Opinion

MLB Season Not Worth The Risk

For those that know me well, I love sports. I use them as an escape from distractions ranging from tough life situations and, ironically, schoolwork. It’s bizarre to not hear myself talking about sabermetric statistics during baseball season, who should be the starting quarterback for an NFL team or if a certain player should be benched on an NBA team for vastly underperforming. 

But even with the coronavirus pandemic changing the world forever as we know it, Major League Baseball has been trying desperately to come up with an 82 game season to ultimately save baseball. The lynchpin of the plan includes the 82 game season, with a 14 team postseason format rather than the standard 10 teams and the following: Socially distanced locker rooms, which is obviously acceptable, players being isolated on the road, no exchanging of lineup cards and even no spitting, something that, in baseball lore, is inescapable. 

Tampa Bay Rays starting pitcher Blake Snell had expressed his concern over taking a massive pay cut, as well as Washington Nationals pitcher Sean Doolittle earlier this week, in which he outlines not just the players and umpires taking pay cuts but also raised questions about whether there is enough testing for stadium workers and team employees as well. 

With news coming out everyday regarding new, previously unknown, symptoms of COVID-19 and uncertainty about when a vaccine is arriving, fans that disagree may say “well, these players are getting paid millions of dollars…they can take a pay cut and play 82 games while being away from their families If I was paid that amount—.” Stop right there.

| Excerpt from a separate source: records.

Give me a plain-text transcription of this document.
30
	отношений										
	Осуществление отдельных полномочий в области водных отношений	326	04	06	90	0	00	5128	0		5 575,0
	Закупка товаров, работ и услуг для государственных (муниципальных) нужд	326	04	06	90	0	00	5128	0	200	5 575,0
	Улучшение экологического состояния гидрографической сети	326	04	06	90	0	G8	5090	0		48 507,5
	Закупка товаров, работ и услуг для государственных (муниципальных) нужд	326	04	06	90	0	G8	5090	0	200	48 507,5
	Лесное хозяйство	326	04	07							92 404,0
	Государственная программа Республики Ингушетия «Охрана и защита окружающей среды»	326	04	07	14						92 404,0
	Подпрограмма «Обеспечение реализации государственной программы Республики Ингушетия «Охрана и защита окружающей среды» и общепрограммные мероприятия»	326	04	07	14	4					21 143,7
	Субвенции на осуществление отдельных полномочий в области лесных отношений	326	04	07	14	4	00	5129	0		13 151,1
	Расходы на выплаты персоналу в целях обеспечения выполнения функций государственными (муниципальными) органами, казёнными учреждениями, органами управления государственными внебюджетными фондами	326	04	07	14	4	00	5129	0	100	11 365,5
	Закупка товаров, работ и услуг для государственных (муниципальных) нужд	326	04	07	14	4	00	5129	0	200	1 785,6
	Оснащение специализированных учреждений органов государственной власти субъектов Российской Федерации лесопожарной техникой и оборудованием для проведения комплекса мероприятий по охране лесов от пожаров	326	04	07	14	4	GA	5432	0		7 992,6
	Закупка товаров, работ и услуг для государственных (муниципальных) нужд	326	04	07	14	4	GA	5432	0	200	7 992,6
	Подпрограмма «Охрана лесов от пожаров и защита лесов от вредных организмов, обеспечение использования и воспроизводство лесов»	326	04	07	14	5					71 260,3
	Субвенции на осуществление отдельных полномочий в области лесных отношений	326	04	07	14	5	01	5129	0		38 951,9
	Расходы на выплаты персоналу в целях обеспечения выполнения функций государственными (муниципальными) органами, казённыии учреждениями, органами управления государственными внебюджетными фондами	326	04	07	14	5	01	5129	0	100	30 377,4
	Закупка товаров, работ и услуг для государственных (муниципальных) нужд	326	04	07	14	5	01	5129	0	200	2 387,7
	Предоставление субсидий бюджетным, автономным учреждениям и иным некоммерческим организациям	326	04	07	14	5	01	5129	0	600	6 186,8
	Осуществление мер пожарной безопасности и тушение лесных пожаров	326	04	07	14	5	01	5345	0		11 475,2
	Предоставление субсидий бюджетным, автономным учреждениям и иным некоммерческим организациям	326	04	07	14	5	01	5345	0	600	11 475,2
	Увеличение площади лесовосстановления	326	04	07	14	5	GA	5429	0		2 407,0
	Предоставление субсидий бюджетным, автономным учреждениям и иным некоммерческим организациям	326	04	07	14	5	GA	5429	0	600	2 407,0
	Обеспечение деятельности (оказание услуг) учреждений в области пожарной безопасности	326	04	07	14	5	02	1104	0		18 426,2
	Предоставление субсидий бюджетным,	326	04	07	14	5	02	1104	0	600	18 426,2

Baseball seasons have been cancelled or shortened in the past. Most famously, the 1994 season ended in a player’s strike over the collective bargaining agreement, in which no World Series was held. The 1917 season was shortened due to World War I. Ditto to 1981, where a radical realignment of the season had been implemented, with the Dodgers beating the Yankees in the World Series. 

But almost two months into what was supposed to be the regular season and more uncertainty about when the U.S and the rest of the world will be back to normal, it should be imperative not to have a season. 

In the midst of a public health crisis that has racked up 90,000 deaths and rising along with reports of hospital systems crashing at the peak of the virus, baseball is the last thing I’m thinking about. Heck, I’m graduating from college this year and I won’t have a graduation until further notice, which could be next year. I’d rather have my graduation ceremony right now than an 82 game shortened season.

Doolittle is absolutely correct on this one. People need to remember that the team doesn’t just include the players, it also includes coaching staff, like the manager, who, last time I checked, is very important, and the aforementioned team workers and employees that Doolittle was talking about. 

The coronavirus pandemic is a unique situation for baseball and the world itself in the worst way possible. We can afford to put a DNP-COVID-19 on the 2020 MLB season. The famous saying in baseball lore goes “we’ll get em’ next season.” Let’s all, as a baseball collective, follow that cliche.